Issue Brief (Commonw Fund). 2017 Jun;18:1-12.
Prior to the Affordable Care Act (ACA), people with preexisting health conditions could be denied insurance coverage or charged higher rates. If the law is repealed, these protections could be diluted or lost altogether. GOALS: Assess the ACA's impact on coverage and access for people with preexisting conditions and compare their coverage gains with state high-risk-pool enrollment pre-ACA. METHODS: Analysis of Behavioral Risk Factor Surveillance System data for the period 2011–13 to 2015. KEY FINDINGS AND CONCLUSIONS: Between 2013 and 2015, 16.5 million nonelderly adults gained coverage following full ACA implementation. Of those, 2.6 million had preexisting conditions that could have otherwise precluded them from coverage because of discriminatory denials and pricing; 9.4 million had conditions that could have otherwise affected insurance cost. We found strong correlations between these coverage gains and access to care. Coverage and access gains for people with preexisting conditions were unrelated to the size or existence of the state high-risk pools that 35 states funded for such individuals pre-ACA. Our findings suggest that proposals to replace current protections for people with preexisting conditions with high-risk pools are unlikely to be sufficient to maintain the ACA's gains.
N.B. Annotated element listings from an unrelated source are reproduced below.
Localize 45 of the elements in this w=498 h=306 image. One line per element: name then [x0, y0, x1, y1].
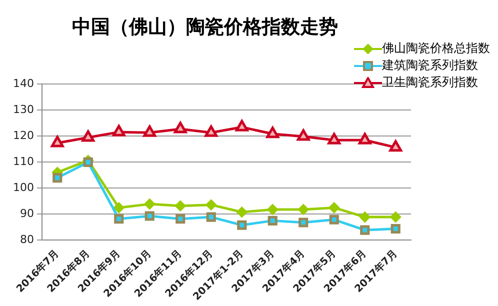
point — [328, 202, 340, 213]
chart-title: 中国（佛山）陶瓷价格指数走势 — [71, 15, 339, 40]
point — [52, 173, 62, 183]
point — [389, 140, 402, 152]
y-tick-label: 100 — [12, 180, 34, 194]
point — [266, 126, 280, 138]
point — [358, 132, 372, 144]
point — [298, 204, 309, 215]
point — [235, 120, 248, 132]
point — [144, 198, 155, 210]
y-tick-label: 120 — [12, 128, 34, 142]
y-tick-label: 80 — [20, 232, 34, 246]
point — [144, 211, 154, 221]
point — [328, 132, 341, 144]
point — [83, 157, 93, 168]
point — [112, 124, 126, 136]
point — [296, 129, 310, 141]
point — [206, 200, 216, 210]
point — [175, 200, 186, 212]
point — [267, 204, 278, 215]
point — [268, 216, 278, 226]
point — [176, 214, 186, 224]
legend-label: 佛山陶瓷价格总指数 — [382, 40, 490, 57]
point — [236, 206, 248, 218]
point — [360, 225, 370, 235]
y-tick-label: 90 — [20, 206, 34, 220]
legend-label: 建筑陶瓷系列指数 — [382, 57, 478, 74]
y-tick-label: 110 — [12, 154, 34, 168]
y-tick-label: 130 — [12, 102, 34, 116]
point — [174, 122, 187, 134]
point — [204, 125, 218, 137]
point — [329, 214, 339, 224]
legend-label: 卫生陶瓷系列指数 — [382, 74, 478, 91]
point — [390, 212, 401, 222]
point — [237, 220, 247, 230]
point — [82, 130, 95, 142]
point — [114, 214, 124, 224]
y-tick-label: 140 — [12, 76, 34, 90]
point — [143, 125, 156, 137]
point — [390, 224, 400, 234]
point — [360, 212, 370, 222]
point — [50, 136, 64, 148]
point — [206, 212, 216, 222]
point — [298, 218, 308, 228]
point — [114, 202, 124, 213]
在《平价医疗法案》(ACA)出台之前,已有健康问题的人可能会被拒绝承保或被收取更高的费率。如果该法律被废除,这些保护措施可能会被削弱或完全丧失。目标:评估ACA对已有健康问题人群的保险覆盖范围和就医机会的影响,并将他们获得的保险覆盖范围与ACA实施前各州高风险保险池的参保情况进行比较。方法:分析2011 - 13年至2015年期间的行为风险因素监测系统数据。主要发现与结论:在2013年至2015年期间,随着ACA全面实施,1650万非老年成年人获得了保险覆盖。其中,260万人存在已有健康问题,否则可能因歧视性拒保和定价而无法获得保险覆盖;940万人的健康问题可能会影响保险费用。我们发现这些保险覆盖范围的增加与就医机会之间存在很强的相关性。已有健康问题人群的保险覆盖范围和就医机会的增加与35个州在ACA实施前为这些人设立的高风险保险池的规模或存在与否无关。我们的研究结果表明,用高风险保险池取代目前对已有健康问题人群的保护措施的提议不太可能足以维持ACA所取得的成果。